I will say that I was made conscious of my total lack of cohort very early on–it’s a truism in the trans community in general that this almost never happens–and that this may have altered my perceptions of treatment. If I know going in that they’ve never seen this problem, how confident can I be in their ability to solve it? But if my first transition was a little too by the book, the second one was unmoored.
I said that there was no “re-transition SOC.” I think that…well, this is the thought process as I understand it. What about people who need to transition back, who aren’t really trans? (Trans-directed version: What if you aren’t really trans? What if you get all the way there and find out that it wasn’t for you?) Well, they aren’t statistically significant; in the aggregate, they’re barely visible. Therefore, this issue–mistakes, hindsight, evolving sense of self, immutability, physical and emotional dichotomies, ambiguity–is not a big one, but more properly a small problem to be folded into all the bigger, more important problems.
There is a tendency in the wider world to see trans as the place where gender fails, and trans people as failed or failures. Deviants if you’re hateful, casualties if you’re nice. But always and only a painful reflection of a larger system, not as a people in and of themselves.
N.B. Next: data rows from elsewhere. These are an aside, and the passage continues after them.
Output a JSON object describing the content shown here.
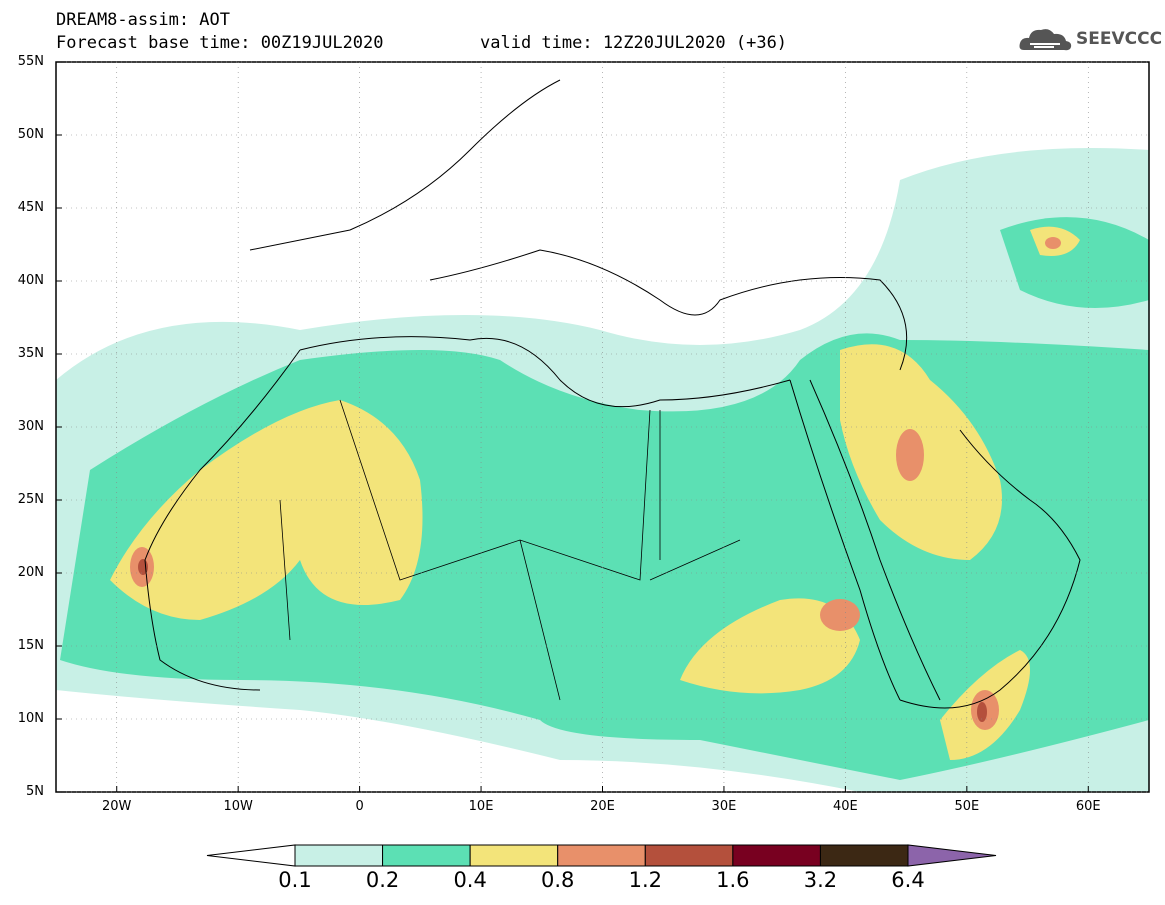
{
  "header": {
    "title": "DREAM8-assim: AOT",
    "base_time": "Forecast base time: 00Z19JUL2020",
    "valid_time": "valid time: 12Z20JUL2020 (+36)",
    "logo_text": "SEEVCCC",
    "logo_icon": "cloud-icon"
  },
  "axes": {
    "lat_ticks": [
      "55N",
      "50N",
      "45N",
      "40N",
      "35N",
      "30N",
      "25N",
      "20N",
      "15N",
      "10N",
      "5N"
    ],
    "lon_ticks": [
      "20W",
      "10W",
      "0",
      "10E",
      "20E",
      "30E",
      "40E",
      "50E",
      "60E"
    ],
    "lon_range": [
      -25,
      65
    ],
    "lat_range": [
      5,
      55
    ]
  },
  "colorbar": {
    "labels": [
      "0.1",
      "0.2",
      "0.4",
      "0.8",
      "1.2",
      "1.6",
      "3.2",
      "6.4"
    ],
    "colors": [
      "#c8f0e6",
      "#5ce0b4",
      "#f3e47a",
      "#e8906a",
      "#b4503c",
      "#780020",
      "#3c2814",
      "#8c64aa"
    ]
  },
  "colors": {
    "land_background": "#ffffff",
    "borders": "#000000"
  }
}
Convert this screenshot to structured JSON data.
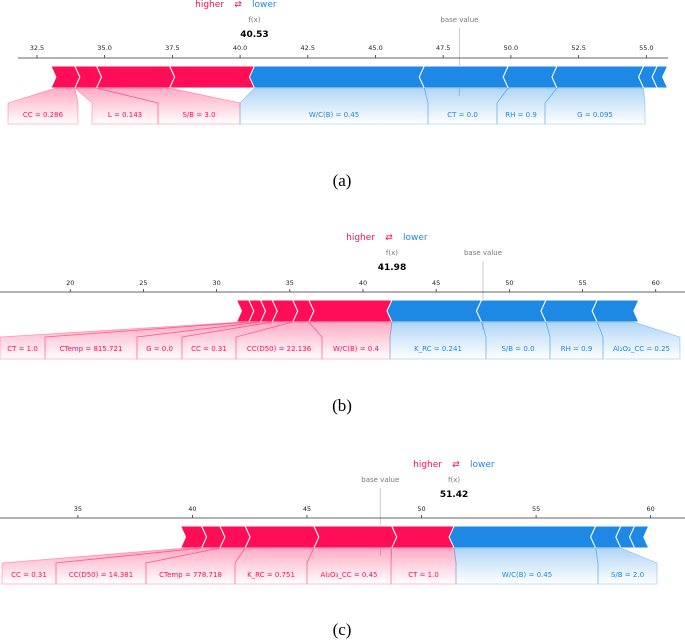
{
  "colors": {
    "higher": "#ff0d57",
    "lower": "#1e88e5",
    "text_pos": "#ff0d57",
    "text_neg": "#1e88e5"
  },
  "legend": {
    "higher": "higher",
    "lower": "lower",
    "arrows": "⇄"
  },
  "chart_data": [
    {
      "type": "force",
      "caption": "(a)",
      "fx_label": "f(x)",
      "base_label": "base value",
      "fx": 40.53,
      "fx_text": "40.53",
      "base": 48.1,
      "xlim": [
        31.8,
        55.8
      ],
      "ticks": [
        32.5,
        35.0,
        37.5,
        40.0,
        42.5,
        45.0,
        47.5,
        50.0,
        52.5,
        55.0
      ],
      "tick_labels": [
        "32.5",
        "35.0",
        "37.5",
        "40.0",
        "42.5",
        "45.0",
        "47.5",
        "50.0",
        "52.5",
        "55.0"
      ],
      "positive": [
        {
          "label": "CC = 0.286",
          "from": 33.2,
          "to": 33.9,
          "shown": true
        },
        {
          "label": "L = 0.143",
          "from": 33.9,
          "to": 34.7,
          "shown": true
        },
        {
          "label": "S/B = 3.0",
          "from": 34.7,
          "to": 37.4,
          "shown": true
        },
        {
          "label": "",
          "from": 37.4,
          "to": 40.53,
          "shown": false
        }
      ],
      "negative": [
        {
          "label": "W/C(B) = 0.45",
          "from": 40.53,
          "to": 46.8,
          "shown": true
        },
        {
          "label": "CT = 0.0",
          "from": 46.8,
          "to": 49.9,
          "shown": true
        },
        {
          "label": "RH = 0.9",
          "from": 49.9,
          "to": 51.7,
          "shown": true
        },
        {
          "label": "G = 0.095",
          "from": 51.7,
          "to": 54.9,
          "shown": true
        },
        {
          "label": "",
          "from": 54.9,
          "to": 55.4,
          "shown": false
        },
        {
          "label": "",
          "from": 55.4,
          "to": 55.6,
          "shown": false
        }
      ]
    },
    {
      "type": "force",
      "caption": "(b)",
      "fx_label": "f(x)",
      "base_label": "base value",
      "fx": 41.98,
      "fx_text": "41.98",
      "base": 48.2,
      "xlim": [
        15.2,
        62.0
      ],
      "ticks": [
        20,
        25,
        30,
        35,
        40,
        45,
        50,
        55,
        60
      ],
      "tick_labels": [
        "20",
        "25",
        "30",
        "35",
        "40",
        "45",
        "50",
        "55",
        "60"
      ],
      "positive": [
        {
          "label": "CT = 1.0",
          "from": 31.7,
          "to": 32.2,
          "shown": true
        },
        {
          "label": "CTemp = 815.721",
          "from": 32.2,
          "to": 33.0,
          "shown": true
        },
        {
          "label": "G = 0.0",
          "from": 33.0,
          "to": 33.8,
          "shown": true
        },
        {
          "label": "CC = 0.31",
          "from": 33.8,
          "to": 35.2,
          "shown": true
        },
        {
          "label": "CC(D50) = 22.136",
          "from": 35.2,
          "to": 36.3,
          "shown": true
        },
        {
          "label": "W/C(B) = 0.4",
          "from": 36.3,
          "to": 41.98,
          "shown": true
        }
      ],
      "negative": [
        {
          "label": "K_RC = 0.241",
          "from": 41.98,
          "to": 48.1,
          "shown": true
        },
        {
          "label": "S/B = 0.0",
          "from": 48.1,
          "to": 52.5,
          "shown": true
        },
        {
          "label": "RH = 0.9",
          "from": 52.5,
          "to": 56.0,
          "shown": true
        },
        {
          "label": "Al₂O₃_CC = 0.25",
          "from": 56.0,
          "to": 58.5,
          "shown": true
        }
      ]
    },
    {
      "type": "force",
      "caption": "(c)",
      "fx_label": "f(x)",
      "base_label": "base value",
      "fx": 51.42,
      "fx_text": "51.42",
      "base": 48.2,
      "xlim": [
        31.6,
        61.5
      ],
      "ticks": [
        35,
        40,
        45,
        50,
        55,
        60
      ],
      "tick_labels": [
        "35",
        "40",
        "45",
        "50",
        "55",
        "60"
      ],
      "positive": [
        {
          "label": "CC = 0.31",
          "from": 39.7,
          "to": 40.4,
          "shown": true
        },
        {
          "label": "CC(D50) = 14.381",
          "from": 40.4,
          "to": 41.2,
          "shown": true
        },
        {
          "label": "CTemp = 778.718",
          "from": 41.2,
          "to": 42.3,
          "shown": true
        },
        {
          "label": "K_RC = 0.751",
          "from": 42.3,
          "to": 45.3,
          "shown": true
        },
        {
          "label": "Al₂O₃_CC = 0.45",
          "from": 45.3,
          "to": 48.7,
          "shown": true
        },
        {
          "label": "CT = 1.0",
          "from": 48.7,
          "to": 51.42,
          "shown": true
        }
      ],
      "negative": [
        {
          "label": "W/C(B) = 0.45",
          "from": 51.42,
          "to": 57.6,
          "shown": true
        },
        {
          "label": "S/B = 2.0",
          "from": 57.6,
          "to": 58.7,
          "shown": true
        },
        {
          "label": "",
          "from": 58.7,
          "to": 59.3,
          "shown": false
        },
        {
          "label": "",
          "from": 59.3,
          "to": 59.7,
          "shown": false
        }
      ]
    }
  ]
}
The crossed experience never assumes its own shape. I think that in some ways, the ex-transsexual, fake-transsexual, super-transsexual population is made to play that role in its own community. My care providers and acquaintances seemed to see my type, and my doctors seemed to see me, as the place where transgender fails: a solution we haven’t perfected yet, a practice that isn’t adjusted to all the right vectors, a useful net with one or two holes. Transitioning people, in turn, are forced to define themselves and their process in opposition to the fake transsexual.
I’m not that kind of ex-transsexual; my point is not that transition is not a solution or that my doctor did not provide solutions. But to see the margins as safely the margins seems like a bad way to move forward.